The Wax Lyrical: 'By the Book' by Ramona Koval

Leading up to last Christmas I was gratified to see people go up to bookshop counters clutching copies of Koval's By the Book. Books about reading books, a book subtitled: A Reader's Guide to Life. That's as bookish as booklovers get.


From the blurb: "Ramona Koval’s By the Book is about reading and living, and about the authors that have written themselves into her life: from Oliver Sacks to Oscar Wilde, Christina Stead to Grace Paley.
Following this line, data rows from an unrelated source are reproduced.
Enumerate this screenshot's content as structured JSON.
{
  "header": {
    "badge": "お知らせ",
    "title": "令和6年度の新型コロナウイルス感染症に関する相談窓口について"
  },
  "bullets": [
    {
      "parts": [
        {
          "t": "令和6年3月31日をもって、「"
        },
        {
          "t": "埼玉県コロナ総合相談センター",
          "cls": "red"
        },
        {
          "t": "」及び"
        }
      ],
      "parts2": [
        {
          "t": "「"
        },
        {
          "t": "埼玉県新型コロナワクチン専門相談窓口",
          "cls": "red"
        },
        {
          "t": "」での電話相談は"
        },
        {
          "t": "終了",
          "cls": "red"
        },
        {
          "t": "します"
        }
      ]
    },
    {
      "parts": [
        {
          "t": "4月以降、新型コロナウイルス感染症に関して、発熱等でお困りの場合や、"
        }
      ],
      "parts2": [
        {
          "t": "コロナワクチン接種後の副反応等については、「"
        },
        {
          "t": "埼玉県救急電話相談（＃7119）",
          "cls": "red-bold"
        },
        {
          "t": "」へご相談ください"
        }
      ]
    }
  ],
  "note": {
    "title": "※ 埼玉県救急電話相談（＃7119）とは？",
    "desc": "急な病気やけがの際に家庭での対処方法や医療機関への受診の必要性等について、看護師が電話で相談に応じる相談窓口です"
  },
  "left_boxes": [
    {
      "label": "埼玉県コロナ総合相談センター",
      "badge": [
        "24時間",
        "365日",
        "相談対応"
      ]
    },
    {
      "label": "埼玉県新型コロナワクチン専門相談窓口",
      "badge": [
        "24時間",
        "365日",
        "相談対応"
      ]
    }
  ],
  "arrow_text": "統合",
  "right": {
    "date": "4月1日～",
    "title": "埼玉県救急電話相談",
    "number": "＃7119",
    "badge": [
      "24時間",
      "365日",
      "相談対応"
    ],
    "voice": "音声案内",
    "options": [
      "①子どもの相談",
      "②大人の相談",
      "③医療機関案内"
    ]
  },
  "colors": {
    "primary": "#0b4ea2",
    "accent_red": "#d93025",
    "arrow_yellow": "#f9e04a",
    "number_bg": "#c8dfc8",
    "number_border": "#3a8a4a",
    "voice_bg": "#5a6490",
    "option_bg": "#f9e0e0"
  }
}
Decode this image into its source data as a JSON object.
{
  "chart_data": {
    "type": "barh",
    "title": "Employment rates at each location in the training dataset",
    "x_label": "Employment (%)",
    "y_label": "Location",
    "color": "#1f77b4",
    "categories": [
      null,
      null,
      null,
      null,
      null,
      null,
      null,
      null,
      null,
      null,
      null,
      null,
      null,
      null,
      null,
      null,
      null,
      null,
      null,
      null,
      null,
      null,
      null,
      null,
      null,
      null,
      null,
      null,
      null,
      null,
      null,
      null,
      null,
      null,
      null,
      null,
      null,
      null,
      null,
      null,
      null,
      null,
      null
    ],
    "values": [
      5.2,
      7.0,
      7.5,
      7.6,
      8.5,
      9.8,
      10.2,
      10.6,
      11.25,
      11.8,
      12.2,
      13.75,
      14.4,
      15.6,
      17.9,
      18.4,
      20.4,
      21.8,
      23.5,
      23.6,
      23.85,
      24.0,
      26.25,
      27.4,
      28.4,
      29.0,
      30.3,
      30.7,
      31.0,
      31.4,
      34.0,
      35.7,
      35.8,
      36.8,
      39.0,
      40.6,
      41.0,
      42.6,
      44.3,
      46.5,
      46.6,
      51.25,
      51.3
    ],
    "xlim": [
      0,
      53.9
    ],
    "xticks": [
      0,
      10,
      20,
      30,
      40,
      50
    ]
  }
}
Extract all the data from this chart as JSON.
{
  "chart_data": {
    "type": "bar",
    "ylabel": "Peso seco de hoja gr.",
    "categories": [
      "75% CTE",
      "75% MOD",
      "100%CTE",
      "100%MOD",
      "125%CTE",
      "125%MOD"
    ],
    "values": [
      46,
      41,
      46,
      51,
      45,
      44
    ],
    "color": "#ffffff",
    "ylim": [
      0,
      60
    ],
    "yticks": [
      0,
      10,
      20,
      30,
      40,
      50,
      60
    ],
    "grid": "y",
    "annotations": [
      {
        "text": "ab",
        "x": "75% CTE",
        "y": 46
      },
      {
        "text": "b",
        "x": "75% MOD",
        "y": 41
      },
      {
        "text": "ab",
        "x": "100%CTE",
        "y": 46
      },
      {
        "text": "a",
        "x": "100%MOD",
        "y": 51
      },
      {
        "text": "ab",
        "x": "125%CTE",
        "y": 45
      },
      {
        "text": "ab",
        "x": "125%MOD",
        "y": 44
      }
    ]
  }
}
It is about learning to read (and asking her mother to buy her a copy of the Kama Sutra), about love and science (and her childhood ambition to be Marie Curie), about arctic exploration (and her ruminations on what part of a husky she would eat if she had to), about poetry and travel and falling in love."

One thought was to do a metabook cover, like Penguin by Design. But I had been working on Geordie Williamson's The Burning Library and one turn of the spinal tap was enough. It seemed better to go with a classic look, which would fit nicely on a shelf with the books which had inspired the author.
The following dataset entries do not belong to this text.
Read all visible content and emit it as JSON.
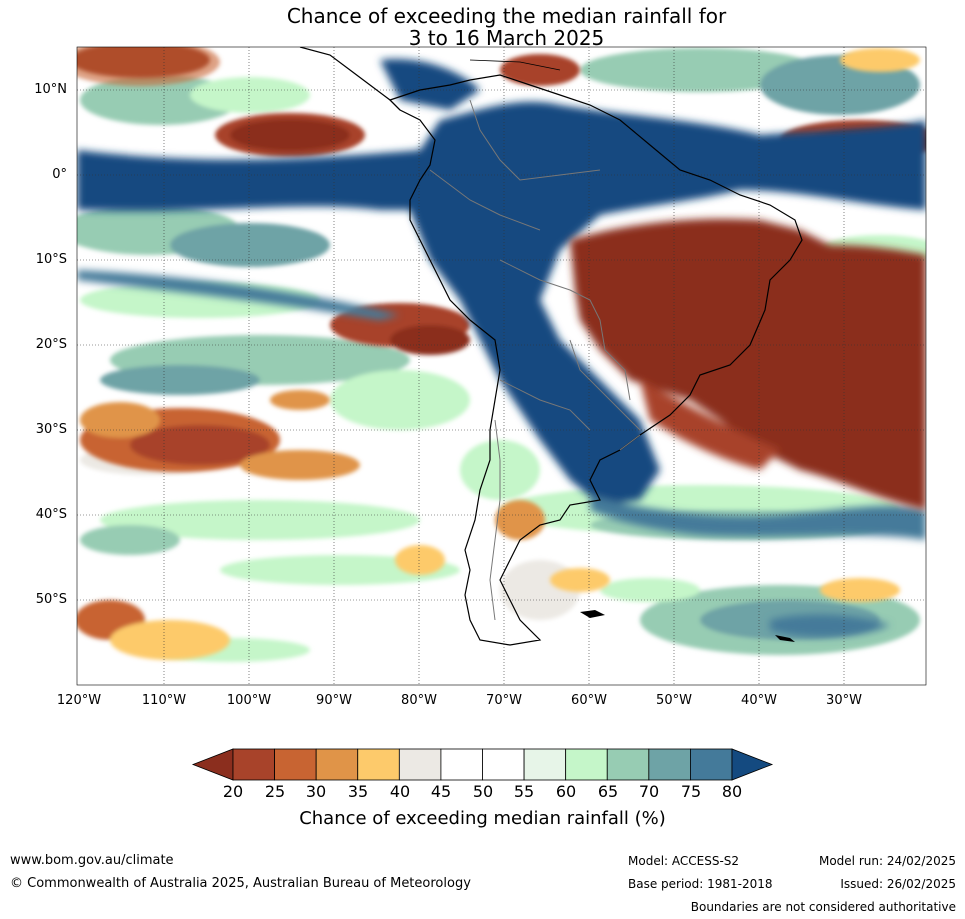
{
  "title": {
    "line1": "Chance of exceeding the median rainfall for",
    "line2": "3 to 16 March 2025"
  },
  "map": {
    "lat_labels": [
      "10°N",
      "0°",
      "10°S",
      "20°S",
      "30°S",
      "40°S",
      "50°S"
    ],
    "lon_labels": [
      "120°W",
      "110°W",
      "100°W",
      "90°W",
      "80°W",
      "70°W",
      "60°W",
      "50°W",
      "40°W",
      "30°W"
    ],
    "colors": {
      "wet": "#144a80",
      "dry": "#8b2e1e",
      "neutral": "#ffffff",
      "ocean_border": "#000000"
    }
  },
  "colorbar": {
    "ticks": [
      "20",
      "25",
      "30",
      "35",
      "40",
      "45",
      "50",
      "55",
      "60",
      "65",
      "70",
      "75",
      "80"
    ],
    "colors": [
      "#8b2e1e",
      "#a8432a",
      "#c86432",
      "#e09448",
      "#fdca6b",
      "#ece9e4",
      "#ffffff",
      "#ffffff",
      "#e7f5e8",
      "#c5f6c9",
      "#97ccb3",
      "#6ea3a6",
      "#447a9a",
      "#144a80"
    ],
    "label": "Chance of exceeding median rainfall (%)"
  },
  "footer": {
    "website": "www.bom.gov.au/climate",
    "copyright": "© Commonwealth of Australia 2025, Australian Bureau of Meteorology",
    "model": "Model: ACCESS-S2",
    "base_period": "Base period: 1981-2018",
    "model_run": "Model run: 24/02/2025",
    "issued": "Issued: 26/02/2025",
    "boundaries": "Boundaries are not considered authoritative"
  }
}
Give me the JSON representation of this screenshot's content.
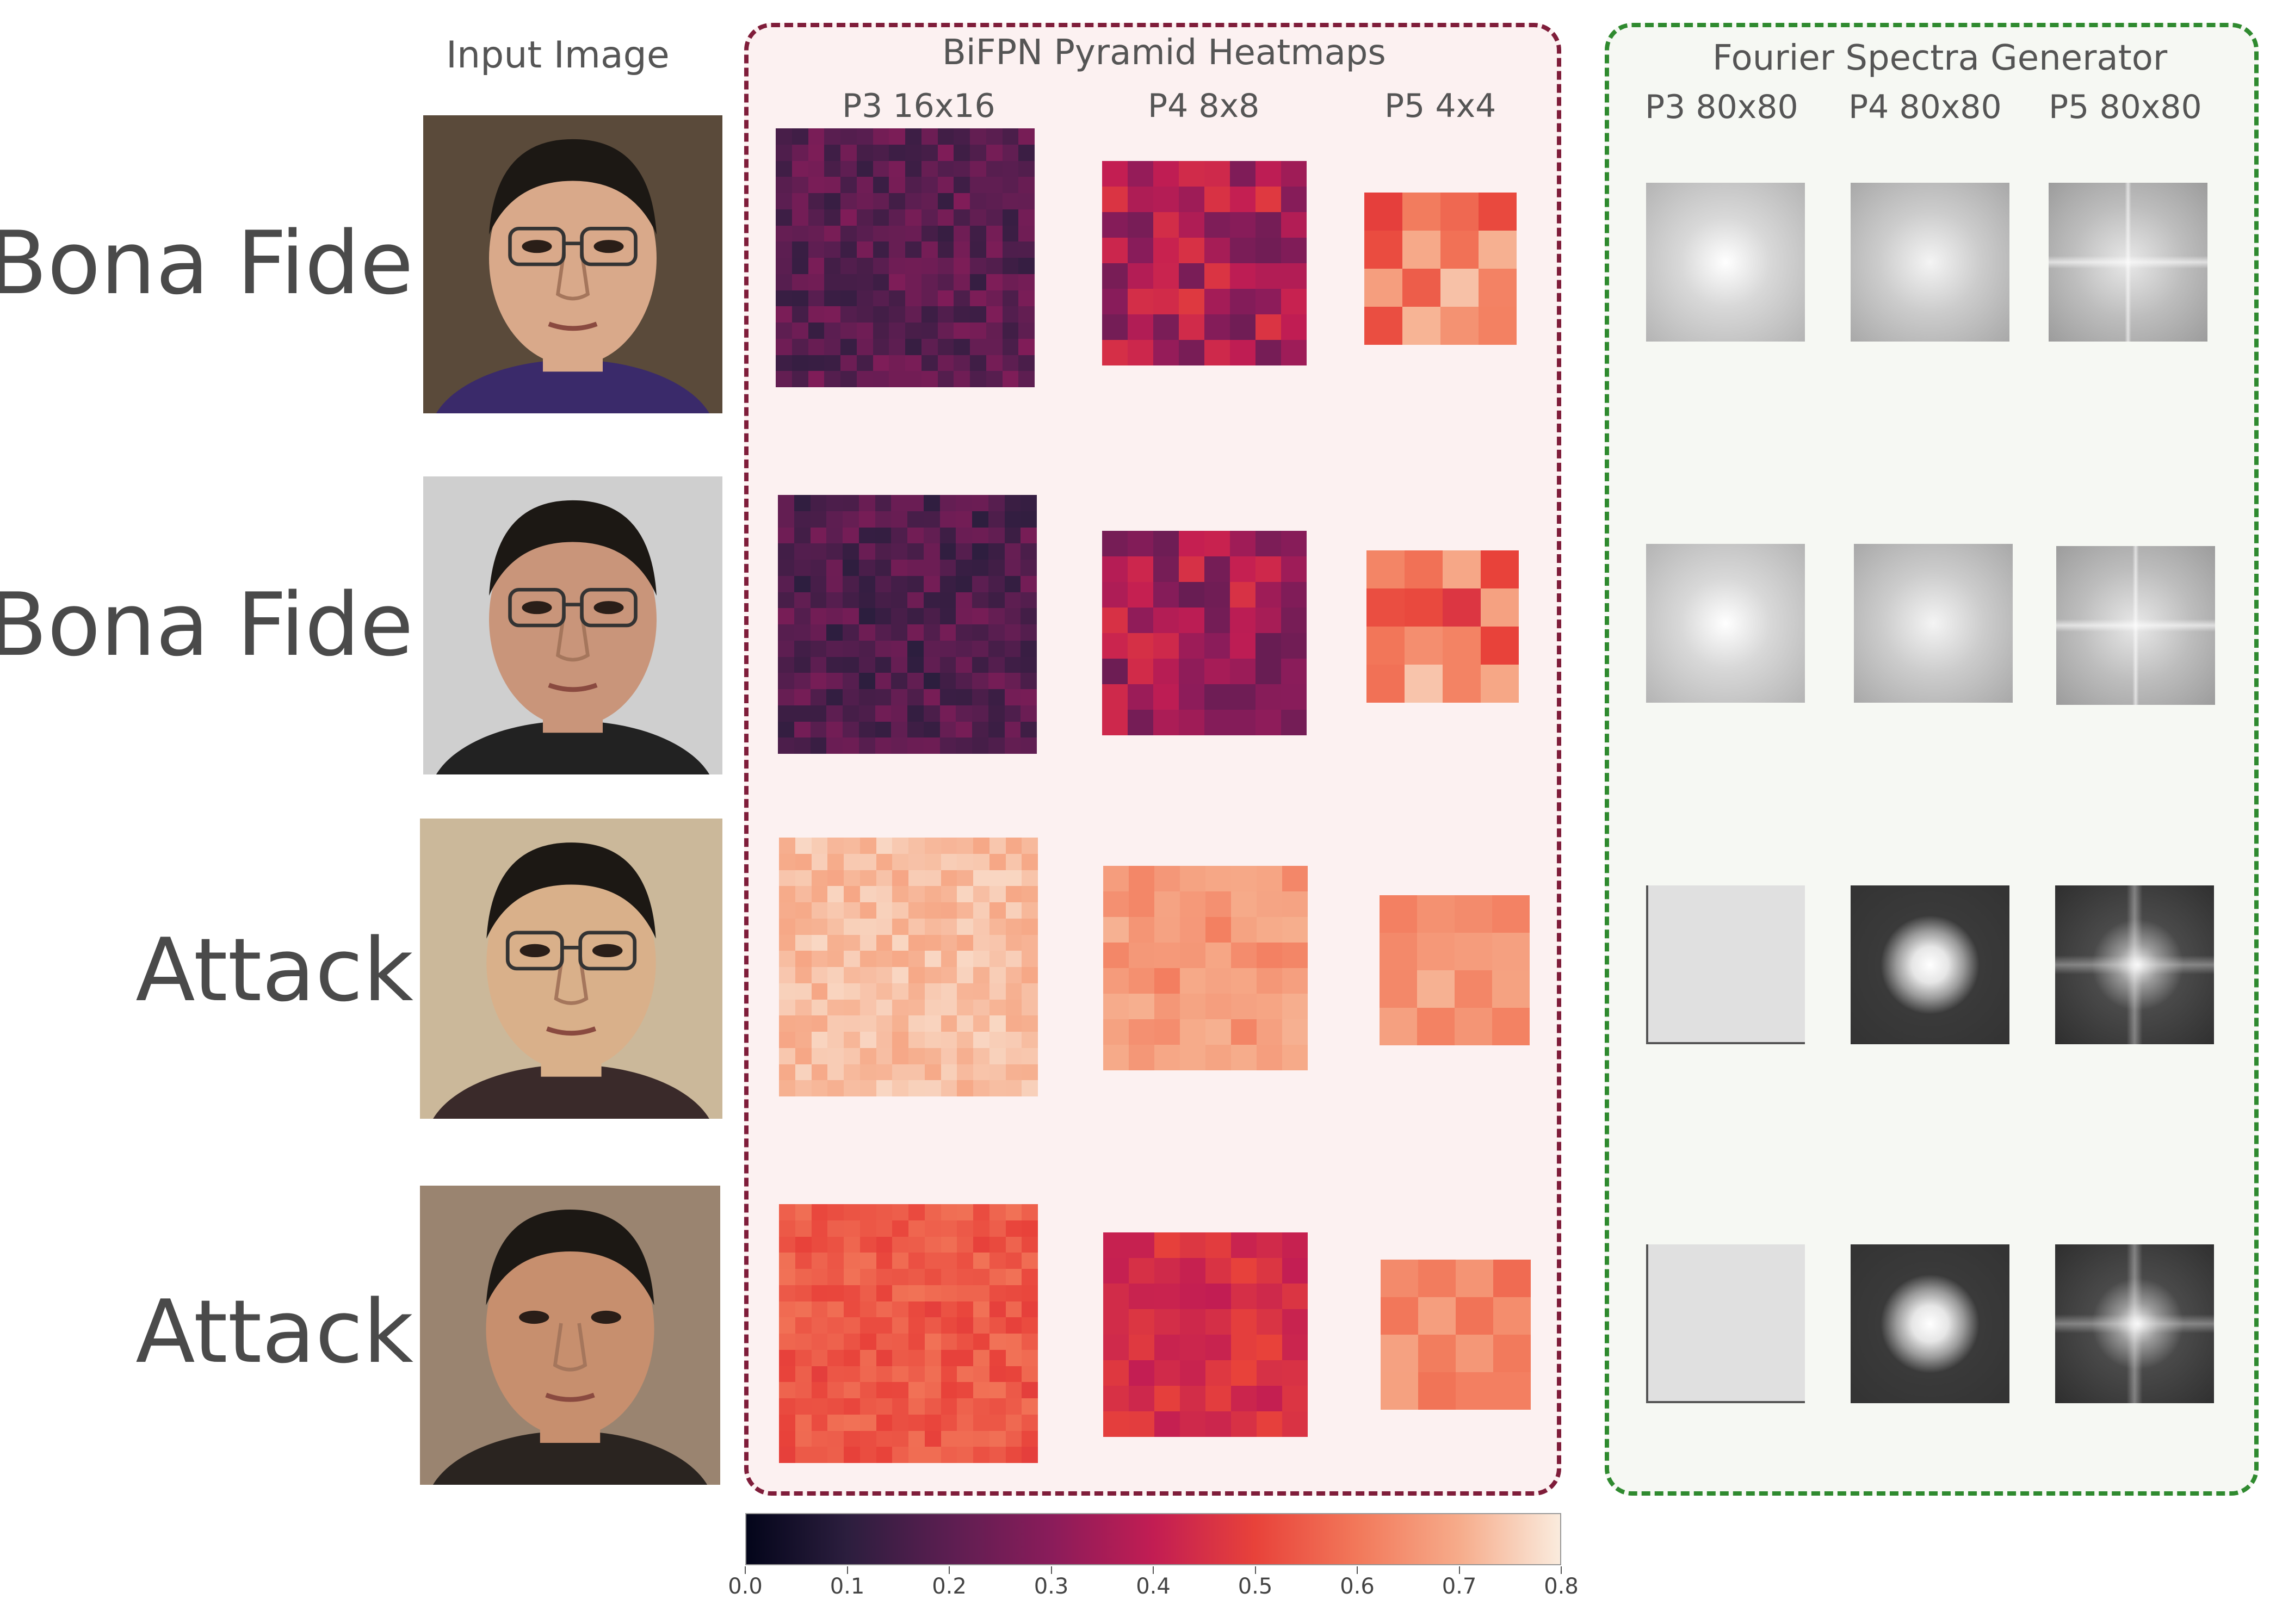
{
  "headers": {
    "input": "Input Image",
    "bifpn": "BiFPN Pyramid Heatmaps",
    "fourier": "Fourier Spectra Generator"
  },
  "bifpn_columns": [
    "P3 16x16",
    "P4 8x8",
    "P5 4x4"
  ],
  "fourier_columns": [
    "P3 80x80",
    "P4 80x80",
    "P5 80x80"
  ],
  "rows": [
    {
      "label": "Bona Fide"
    },
    {
      "label": "Bona Fide"
    },
    {
      "label": "Attack"
    },
    {
      "label": "Attack"
    }
  ],
  "colorbar": {
    "min": 0.0,
    "max": 0.8,
    "ticks": [
      "0.0",
      "0.1",
      "0.2",
      "0.3",
      "0.4",
      "0.5",
      "0.6",
      "0.7",
      "0.8"
    ],
    "colormap": [
      "#03051a",
      "#2c1e3e",
      "#5c1e51",
      "#8a1c5a",
      "#c21d53",
      "#e8423a",
      "#f2785a",
      "#f6ab8a",
      "#faebdd"
    ]
  },
  "colors": {
    "bifpn_border": "#7f1d3a",
    "fourier_border": "#2f8a2f"
  }
}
There is this passage in the book:
Two books sit, one upon the other, on a plant stand in the corner of my room... They were given to me when a [late] friend and her husband came for lunch one day. She was an artist and the books were from her recent exhibition to do with bees and temples.They now completely encased by wax that had been deposited on them by bees after she had placed the books in the beehive and left them to be worked upon ...The waxed books are here as I write. I wonder which books they are but I don’t want to disturb the seals on them that would break of I opened them. They might be a message from the grave. They might not be.
A beautiful mystery. Wax and bees – a book as beehive, words as pollen transformed by reading into honey. And so an image emerges for a cover. Three design niceties: the bees and wattle (local resource) are life size, allowing a certain trompe l'oeil effect;  the drop of honey makes a lens which distorts the L in Koval, and the Text logo fits neatly into the bottom left loop of the ribbon border.